DOHA

Exames ginecológicos forçados no aeroporto viram escândalo no Catar

Em 2 de outubro, agentes do aeroporto de Doha retiraram passageiras de um avião de um voo para Sydney, obrigando-as a fazer testes

Agência France-Presse
postado em 27/10/2020 09:11 / atualizado em 27/10/2020 09:12
 (crédito: AFP / KARIM JAAFAR)
(crédito: AFP / KARIM JAAFAR)

Doha, Catar — O escândalo de exames ginecológicos forçados em várias passageiras, após a descoberta de um bebê recém-nascido abandonado no aeroporto internacional de Doha, pode desferir um sério golpe nos esforços do rico país do Golfo para melhorar sua imagem antes da Copa do Mundo de 2022.

Em 2 de outubro, agentes do aeroporto de Doha retiraram passageiras de um avião de um voo para Sydney, obrigando-as a fazer testes para determinar se alguma havia dado à luz recentemente após a descoberta do recém-nascido abandonado nos banheiros.

Pequeno país do Golfo Pérsico muito rico em gás, o Catar ganhou prestígio internacional, devido aos investimentos em mídia, esporte e cultura. Em 2022, o emirado será o primeiro país árabe a sediar uma Copa do Mundo de Futebol.

Com sua frota ultramoderna e serviços de luxo, a companhia aérea nacional Qatar Airways é uma das mais prestigiadas do mundo e sua reputação também pode ser afetada pelo incidente, estima Mark Gell, fundador da Reputation Edge, empresa de consultoria de imagem.

"Foi responsabilidade da companhia aérea? Não sabemos. Mas isso pode ter um impacto sobre os negócios", disse à AFP.

A Austrália é um mercado particularmente importante para a Qatar Airways. Antes da pandemia de covid-19, a empresa operava em seis cidades do país. No pior da crise, até se gabou de repatriar australianos em perigo, quando seus concorrentes suspenderam os voos.

"Evitar a Qatar Airways"

Os australianos - especialmente as mulheres - certamente "evitarão a Qatar Airways como uma peste", disse Alex Oliver, diretor de pesquisa do instituto Lowy, de Sydney. "É uma decisão chocante de um país que gastou bilhões de dólares de dinheiro público para tentar dar a imagem de um Estado mais liberal", avaliou.

O Catar é regido pela lei islâmica, que pune com prisão mulheres que engravidam, ou fazem sexo fora do casamento. Ativistas há muito defendem a descriminalização dos "casos de amor", que envolvem  

mulheres, especialmente imigrantes, que engravidaram fora do casamento.

Elas geralmente dão à luz sem a ajuda de médicos, que são obrigados a notificar esses casos em um país de 2,75 milhões de habitantes, onde 90% da população é estrangeira.

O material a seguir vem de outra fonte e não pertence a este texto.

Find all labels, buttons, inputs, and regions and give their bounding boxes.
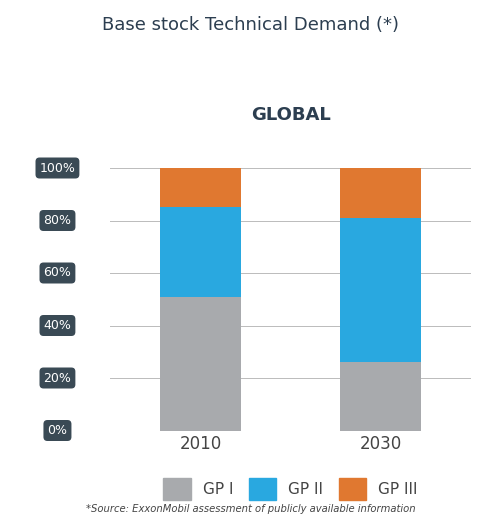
Bar: [340, 218, 421, 362]
Bar: [160, 207, 241, 297]
Text: 0%: 0%: [48, 424, 68, 437]
Text: 40%: 40%: [44, 319, 71, 332]
Text: 80%: 80%: [44, 214, 72, 227]
Text: 60%: 60%: [44, 267, 71, 279]
Bar: [160, 297, 241, 430]
Text: Base stock Technical Demand (*): Base stock Technical Demand (*): [102, 16, 399, 34]
Text: GLOBAL: GLOBAL: [250, 107, 331, 124]
Text: *Source: ExxonMobil assessment of publicly available information: *Source: ExxonMobil assessment of public…: [86, 505, 415, 514]
Bar: [160, 168, 241, 207]
Bar: [340, 168, 421, 218]
Text: 20%: 20%: [44, 372, 71, 384]
Bar: [340, 362, 421, 430]
Text: 100%: 100%: [40, 162, 75, 174]
Legend: GP I, GP II, GP III: GP I, GP II, GP III: [157, 472, 424, 506]
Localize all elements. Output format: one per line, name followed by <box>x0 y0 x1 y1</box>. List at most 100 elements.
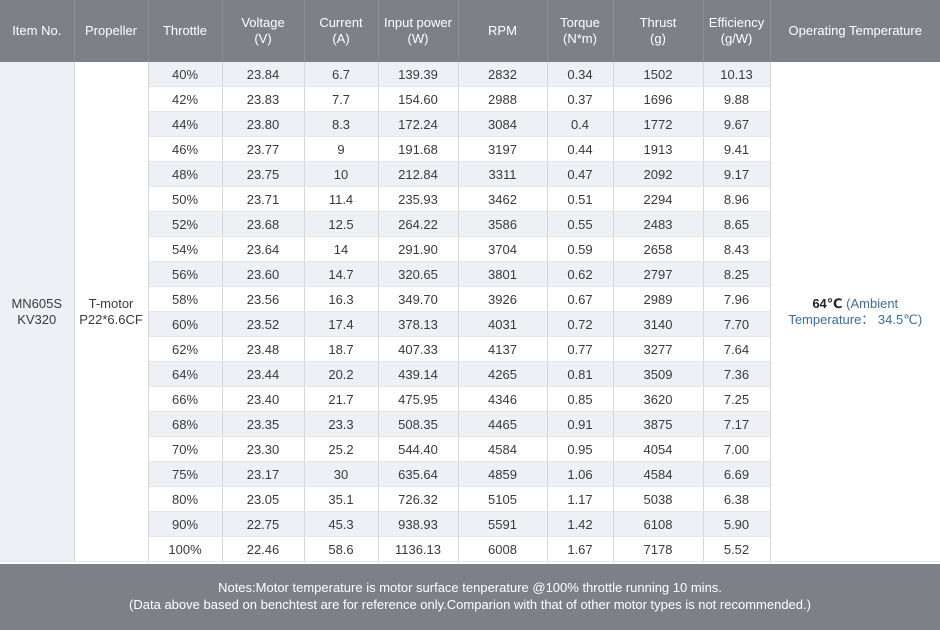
rpm-cell: 3586 <box>457 211 547 237</box>
column-header-label: Thrust <box>639 15 677 30</box>
input-power-cell: 139.39 <box>377 62 458 87</box>
table-body: MN605S KV320 T-motor P22*6.6CF 40% 23.84 6.7 13… <box>0 62 940 562</box>
table-row: 60% 23.52 17.4 378.13 4031 0.72 3140 7.70 <box>0 311 940 337</box>
thrust-cell: 3277 <box>612 336 703 362</box>
input-power-cell: 349.70 <box>377 286 458 312</box>
throttle-cell: 80% <box>147 486 222 512</box>
thrust-cell: 2797 <box>612 261 703 287</box>
voltage-cell: 23.30 <box>221 436 304 462</box>
voltage-cell: 23.60 <box>221 261 304 287</box>
current-cell: 35.1 <box>303 486 378 512</box>
table-row: 58% 23.56 16.3 349.70 3926 0.67 2989 7.96 <box>0 286 940 312</box>
voltage-cell: 23.56 <box>221 286 304 312</box>
column-header-torque: Torque (N*m) <box>546 0 613 62</box>
throttle-cell: 46% <box>147 136 222 162</box>
rpm-cell: 6008 <box>457 536 547 562</box>
input-power-cell: 726.32 <box>377 486 458 512</box>
thrust-cell: 1913 <box>612 136 703 162</box>
table-row: 42% 23.83 7.7 154.60 2988 0.37 1696 9.88 <box>0 86 940 112</box>
voltage-cell: 23.44 <box>221 361 304 387</box>
propeller-cell: T-motor P22*6.6CF <box>73 62 148 562</box>
header-row: Item No. Propeller Throttle Voltage (V) Curre… <box>0 0 940 62</box>
performance-table: Item No. Propeller Throttle Voltage (V) Curre… <box>0 0 940 562</box>
current-cell: 17.4 <box>303 311 378 337</box>
voltage-cell: 23.77 <box>221 136 304 162</box>
column-header-voltage: Voltage (V) <box>221 0 304 62</box>
column-header-label: Item No. <box>12 23 62 38</box>
rpm-cell: 3311 <box>457 161 547 187</box>
torque-cell: 1.67 <box>546 536 613 562</box>
table-row: 46% 23.77 9 191.68 3197 0.44 1913 9.41 <box>0 136 940 162</box>
column-header-label: Input power <box>384 15 452 30</box>
notes-footer: Notes:Motor temperature is motor surface… <box>0 564 940 630</box>
rpm-cell: 4859 <box>457 461 547 487</box>
current-cell: 58.6 <box>303 536 378 562</box>
efficiency-cell: 7.17 <box>702 411 770 437</box>
column-header-unit: (A) <box>332 31 350 46</box>
throttle-cell: 48% <box>147 161 222 187</box>
column-header-unit: (N*m) <box>563 31 597 46</box>
column-header-unit: (V) <box>254 31 272 46</box>
voltage-cell: 23.80 <box>221 111 304 137</box>
efficiency-cell: 8.96 <box>702 186 770 212</box>
item-kv: KV320 <box>17 311 57 327</box>
column-header-throttle: Throttle <box>147 0 222 62</box>
input-power-cell: 378.13 <box>377 311 458 337</box>
column-header-input-power: Input power (W) <box>377 0 458 62</box>
column-header-unit: (g/W) <box>720 31 753 46</box>
thrust-cell: 2294 <box>612 186 703 212</box>
rpm-cell: 4465 <box>457 411 547 437</box>
throttle-cell: 42% <box>147 86 222 112</box>
efficiency-cell: 10.13 <box>702 62 770 87</box>
torque-cell: 0.34 <box>546 62 613 87</box>
table-row: 52% 23.68 12.5 264.22 3586 0.55 2483 8.65 <box>0 211 940 237</box>
table-row: 66% 23.40 21.7 475.95 4346 0.85 3620 7.25 <box>0 386 940 412</box>
table-header: Item No. Propeller Throttle Voltage (V) Curre… <box>0 0 940 62</box>
voltage-cell: 23.40 <box>221 386 304 412</box>
input-power-cell: 407.33 <box>377 336 458 362</box>
voltage-cell: 23.17 <box>221 461 304 487</box>
current-cell: 45.3 <box>303 511 378 537</box>
current-cell: 8.3 <box>303 111 378 137</box>
current-cell: 16.3 <box>303 286 378 312</box>
notes-line-2: (Data above based on benchtest are for r… <box>129 597 811 612</box>
throttle-cell: 40% <box>147 62 222 87</box>
torque-cell: 0.77 <box>546 336 613 362</box>
efficiency-cell: 7.00 <box>702 436 770 462</box>
column-header-rpm: RPM <box>457 0 547 62</box>
item-model: MN605S <box>11 295 63 311</box>
table-row: 70% 23.30 25.2 544.40 4584 0.95 4054 7.00 <box>0 436 940 462</box>
input-power-cell: 191.68 <box>377 136 458 162</box>
voltage-cell: 23.64 <box>221 236 304 262</box>
rpm-cell: 5105 <box>457 486 547 512</box>
throttle-cell: 62% <box>147 336 222 362</box>
voltage-cell: 22.46 <box>221 536 304 562</box>
rpm-cell: 4346 <box>457 386 547 412</box>
torque-cell: 0.91 <box>546 411 613 437</box>
voltage-cell: 23.71 <box>221 186 304 212</box>
table-row: MN605S KV320 T-motor P22*6.6CF 40% 23.84 6.7 13… <box>0 62 940 562</box>
torque-cell: 0.37 <box>546 86 613 112</box>
thrust-cell: 2483 <box>612 211 703 237</box>
current-cell: 18.7 <box>303 336 378 362</box>
rpm-cell: 3801 <box>457 261 547 287</box>
thrust-cell: 3140 <box>612 311 703 337</box>
table-row: 75% 23.17 30 635.64 4859 1.06 4584 6.69 <box>0 461 940 487</box>
torque-cell: 0.85 <box>546 386 613 412</box>
rpm-cell: 3084 <box>457 111 547 137</box>
thrust-cell: 5038 <box>612 486 703 512</box>
voltage-cell: 23.35 <box>221 411 304 437</box>
current-cell: 9 <box>303 136 378 162</box>
input-power-cell: 154.60 <box>377 86 458 112</box>
thrust-cell: 6108 <box>612 511 703 537</box>
torque-cell: 1.42 <box>546 511 613 537</box>
torque-cell: 0.62 <box>546 261 613 287</box>
rpm-cell: 4584 <box>457 436 547 462</box>
table-row: 68% 23.35 23.3 508.35 4465 0.91 3875 7.17 <box>0 411 940 437</box>
rpm-cell: 3704 <box>457 236 547 262</box>
current-cell: 20.2 <box>303 361 378 387</box>
efficiency-cell: 5.52 <box>702 536 770 562</box>
input-power-cell: 235.93 <box>377 186 458 212</box>
throttle-cell: 90% <box>147 511 222 537</box>
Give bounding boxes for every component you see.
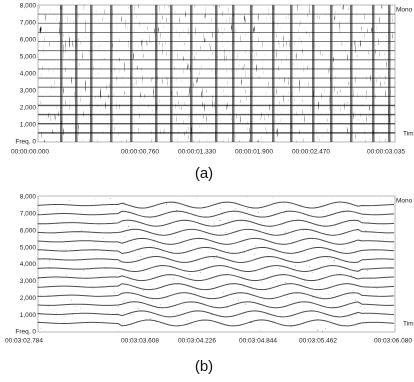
y-tick-label: 7,000	[20, 20, 37, 27]
onset	[130, 5, 133, 142]
y-tick-label: 5,000	[20, 54, 37, 61]
harmonic	[37, 255, 395, 263]
y-tick-label: 3,000	[20, 88, 37, 95]
spectrogram	[37, 4, 396, 143]
onset	[90, 5, 93, 142]
harmonic	[37, 228, 395, 236]
onset	[312, 5, 315, 142]
onset	[190, 5, 193, 142]
x-tick-label: 00:03:02.784	[5, 338, 43, 345]
onset	[372, 5, 375, 142]
onset	[250, 5, 253, 142]
harmonic	[37, 237, 395, 245]
x-tick-label: 00:03:04.844	[239, 338, 277, 345]
x-tick-label: 00:00:02.470	[292, 149, 330, 156]
onset	[215, 5, 218, 142]
y-tick-label: 7,000	[20, 211, 37, 218]
onset	[110, 5, 113, 142]
y-tick-label: 4,000	[20, 261, 37, 268]
y-tick-label: 2,000	[20, 295, 37, 302]
onset	[388, 5, 391, 142]
y-tick-label: 8,000	[20, 3, 37, 10]
channel-label: Mono	[396, 198, 413, 205]
harmonic	[37, 219, 395, 227]
axis-label: Tim	[403, 321, 414, 328]
harmonic	[37, 292, 395, 300]
y-tick-label: 6,000	[20, 37, 37, 44]
harmonic	[37, 246, 395, 254]
x-tick-label: 00:03:05.462	[299, 338, 337, 345]
y-tick-label: 1,000	[20, 312, 37, 319]
onset	[272, 5, 275, 142]
y-tick-label: 6,000	[20, 227, 37, 234]
y-tick-label: 4,000	[20, 71, 37, 78]
harmonic	[37, 274, 395, 282]
harmonic	[37, 319, 395, 327]
y-tick-label: 2,000	[20, 105, 37, 112]
harmonic	[37, 210, 395, 218]
y-tick-label: 8,000	[20, 194, 37, 201]
y-tick-label: 3,000	[20, 278, 37, 285]
channel-label: Mono	[396, 7, 413, 14]
onset	[330, 5, 333, 142]
caption: (b)	[195, 358, 213, 375]
spectrogram	[37, 195, 396, 333]
onset	[170, 5, 173, 142]
x-tick-label: 00:00:00.000	[11, 149, 49, 156]
x-tick-label: 00:00:01.330	[178, 149, 216, 156]
x-tick-label: 00:03:04.226	[178, 338, 216, 345]
onset	[232, 5, 235, 142]
onset	[155, 5, 158, 142]
x-tick-label: 00:00:03.035	[367, 149, 405, 156]
harmonic	[37, 265, 395, 273]
y-tick-label: 5,000	[20, 244, 37, 251]
onset	[350, 5, 353, 142]
harmonic	[37, 310, 395, 318]
onset	[75, 5, 78, 142]
harmonic	[37, 301, 395, 309]
harmonic	[37, 283, 395, 291]
onset	[60, 5, 63, 142]
y-tick-label: Freq. 0	[15, 329, 36, 336]
onset	[290, 5, 293, 142]
harmonic	[37, 201, 395, 209]
x-tick-label: 00:03:06.080	[374, 338, 412, 345]
y-tick-label: 1,000	[20, 122, 37, 129]
caption: (a)	[195, 165, 213, 182]
x-tick-label: 00:00:01.900	[235, 149, 273, 156]
y-tick-label: Freq. 0	[15, 139, 36, 146]
axis-label: Tim	[403, 131, 414, 138]
x-tick-label: 00:03:03.608	[121, 338, 159, 345]
x-tick-label: 00:00:00.760	[121, 149, 159, 156]
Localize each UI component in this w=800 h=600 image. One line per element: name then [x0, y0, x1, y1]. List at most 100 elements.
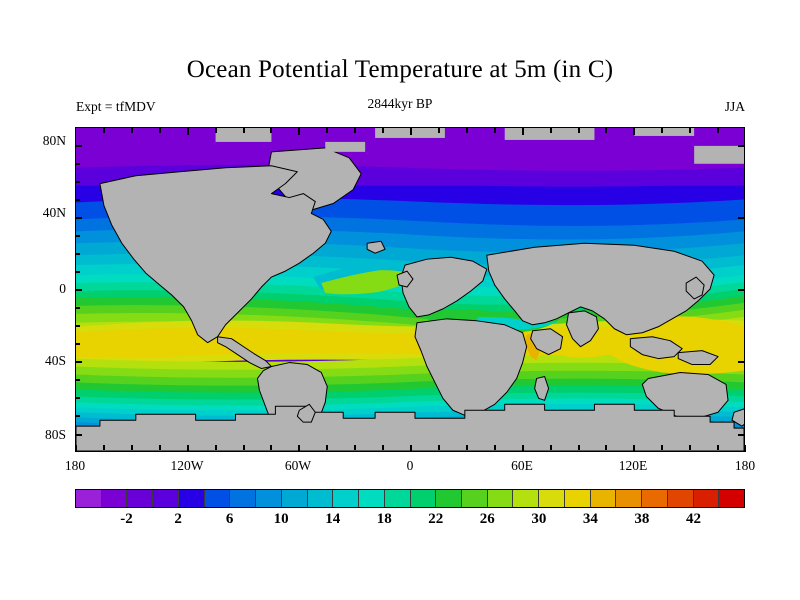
landmass-group: [76, 147, 744, 451]
x-major-tick-top: [410, 128, 412, 135]
x-minor-tick-top: [354, 128, 356, 133]
colorbar-cell: [281, 490, 308, 507]
x-minor-tick: [438, 445, 440, 450]
x-minor-tick-top: [717, 128, 719, 133]
colorbar-cell: [513, 490, 540, 507]
x-tick-label-60w: 60W: [284, 458, 312, 473]
land-japan: [685, 276, 705, 300]
colorbar-tick-label: 30: [531, 511, 547, 527]
colorbar-tick-label: 10: [273, 511, 289, 527]
x-tick-label-0: 0: [406, 458, 414, 473]
x-minor-tick: [103, 445, 105, 450]
x-major-tick: [410, 445, 412, 452]
x-tick-label-180w: 180: [64, 458, 86, 473]
x-major-tick: [744, 445, 746, 452]
colorbar-cell: [539, 490, 565, 507]
x-minor-tick-top: [103, 128, 105, 133]
x-minor-tick: [131, 445, 133, 450]
x-tick-label-180e: 180: [734, 458, 756, 473]
colorbar-cell: [230, 490, 257, 507]
colorbar-cell: [384, 490, 411, 507]
x-minor-tick: [661, 445, 663, 450]
land-india: [566, 310, 599, 348]
y-minor-tick: [75, 397, 80, 399]
y-minor-tick: [75, 253, 80, 255]
colorbar-tick-label: 42: [685, 511, 701, 527]
x-minor-tick: [270, 445, 272, 450]
season-label: JJA: [724, 99, 745, 114]
colorbar-tick-label: 22: [428, 511, 444, 527]
y-minor-tick: [75, 415, 80, 417]
x-tick-label-120e: 120E: [618, 458, 648, 473]
x-minor-tick-top: [661, 128, 663, 133]
x-minor-tick-top: [578, 128, 580, 133]
y-minor-tick: [75, 163, 80, 165]
y-minor-tick: [75, 379, 80, 381]
y-minor-tick: [75, 235, 80, 237]
x-major-tick-top: [633, 128, 635, 135]
x-minor-tick: [494, 445, 496, 450]
colorbar-cell: [693, 490, 720, 507]
colorbar-cell: [462, 490, 488, 507]
map-plot-area: [75, 127, 745, 452]
colorbar-cell: [719, 490, 745, 507]
colorbar-tick-label: 18: [376, 511, 392, 527]
x-minor-tick-top: [215, 128, 217, 133]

O Catar deveria "examinar a política que levou a este evento (o abandono do bebê, NDLR) em primeiro lugar", afirmou a ONG Human Rights Watch à AFP.

"Traída"

Apesar de seus esforços de comunicação, não é a primeira vez que o Catar vê sua imagem afetada. O país é regularmente criticado pelas condições de trabalho dos migrantes, principalmente daqueles contratados para trabalhar em sites de futebol da Copa.

O país também é frequentemente criticado por financiar o jihadismo, apoiar a Irmandade Muçulmana e criminalizar a homossexualidade.

O governo do Catar não reagiu ao incidente no aeroporto, apesar da reação furiosa da chanceler australiana, Marise Payne, que chamou o incidente de "extremamente perturbador, chocante, preocupante".

A direção do aeroporto não pediu desculpas, mas afirmou que o bebê está vivo e em tratamento.

"As pessoas que tiveram acesso à área específica do aeroporto onde o recém-nascido foi encontrado foram convidadas a auxiliar na investigação", afirmou em nota.

Para Oliver, essa reação "tão dura e intransigente" contrasta com as ambições de um país que se preocupa principalmente com sua imagem internacional.

"Não consigo parar de pensar nas minhas filhas, se elas estivessem naquele avião", disse à AFP uma expatriada que mora em Doha, que pediu anonimato por temer represálias. "Isso me deixa doente, me sinto traída pelo país onde moro", acrescentou.